Douglas Kertland

Personal information
- Born: November 23, 1887 Toronto, Ontario
- Died: March 4, 1982 (aged 94)

Medal record
Men's rowing
| Bronze medal – third place | 1908 London | Eight |

= Douglas Kertland =

Canadian coxswain and architect

Douglas Edwin Kertland (November 23, 1887 - March 4, 1982) was a Canadian architect and athlete. He was a rower who competed in the 1908 Summer Olympics. He was a coxswain of the Canadian boat, which won the bronze medal in the men's eight. He later became an architect and designed numerous buildings in Canada, and was a president of the Royal Architectural Institute of Canada (RAIC).

==Life and career==
Born in Toronto, Kertland moved to England as a child and was educated in schools in that country. Upon returning to Canada, he, along with his father and brother, were members of the Argonaut Rowing Club in Toronto. He competed in the 1908 Summer Olympics, during which he was coxswain of the Canadian boat which won the bronze medal in the men's eight.
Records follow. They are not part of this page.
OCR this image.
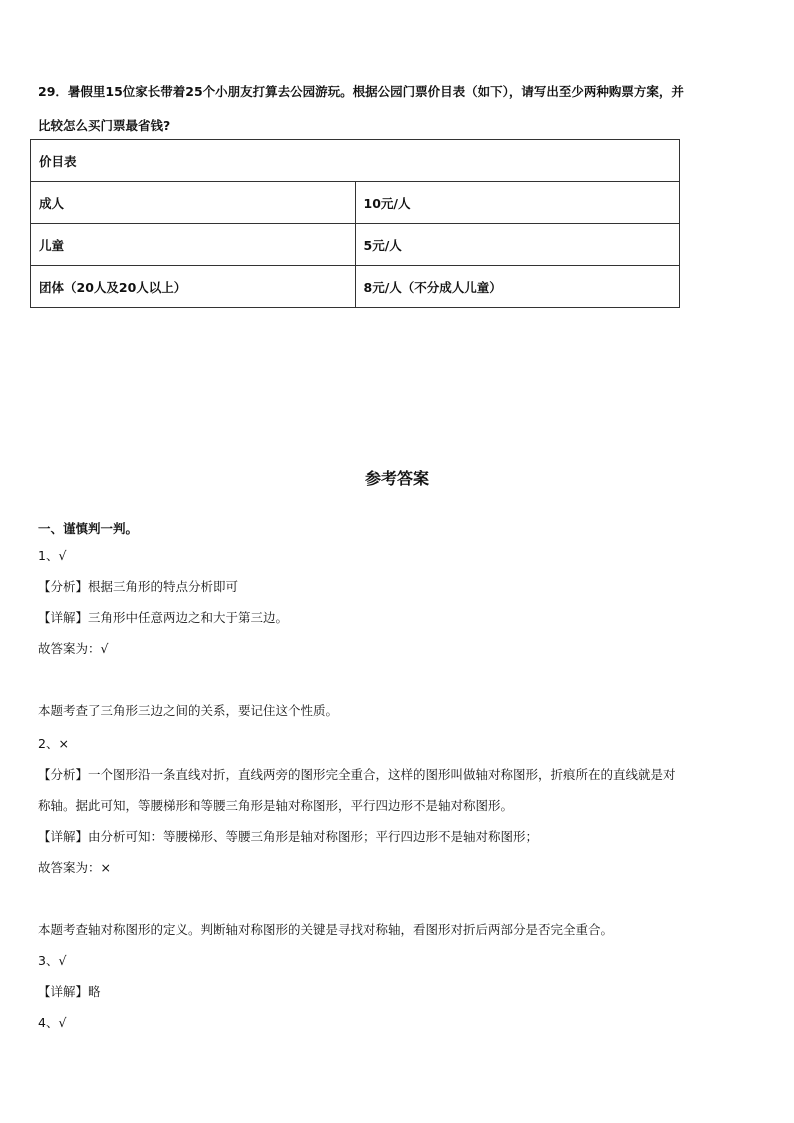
29．暑假里15位家长带着25个小朋友打算去公园游玩。根据公园门票价目表（如下），请写出至少两种购票方案，并
比较怎么买门票最省钱?
价目表	
成人	10元/人
儿童	5元/人
团体（20人及20人以上）	8元/人（不分成人儿童）
参考答案
一、谨慎判一判。
1、√
【分析】根据三角形的特点分析即可
【详解】三角形中任意两边之和大于第三边。
故答案为：√
本题考查了三角形三边之间的关系，要记住这个性质。
2、×
【分析】一个图形沿一条直线对折，直线两旁的图形完全重合，这样的图形叫做轴对称图形，折痕所在的直线就是对
称轴。据此可知，等腰梯形和等腰三角形是轴对称图形，平行四边形不是轴对称图形。
【详解】由分析可知：等腰梯形、等腰三角形是轴对称图形；平行四边形不是轴对称图形；
故答案为：×
本题考查轴对称图形的定义。判断轴对称图形的关键是寻找对称轴，看图形对折后两部分是否完全重合。
3、√
【详解】略
4、√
During World War I, because of his prior training in architecture, he served in the Canadian Military Engineers and was part of the 126th Battalion. He achieved the rank of captain. Immediately following the end of the war he returned to Toronto where he joined the architecture firm of John M. Lyle. He established his own practice in Toronto in 1926. He designed numerous homes in the Rosedale neighbourhood of Toronto. He won a 1928 design competition and designed the Art Deco Automotive Building exhibition hall at Exhibition Place in Toronto. He designed many hospitals and banks in addition to office and residential buildings. Kertland was president of the RAIC in 1956 and 1958. He was also an honorary member of both the New Zealand Institute of Architects and the American Association of Architects.

He was married to Gladys McMurrich and, later, to May Warren Bray. In 1976, he donated the records of his architectural practices to the Archives of Ontario.

Kertland died on March 4, 1982 at Wellesley Hospital in Toronto, Ontario.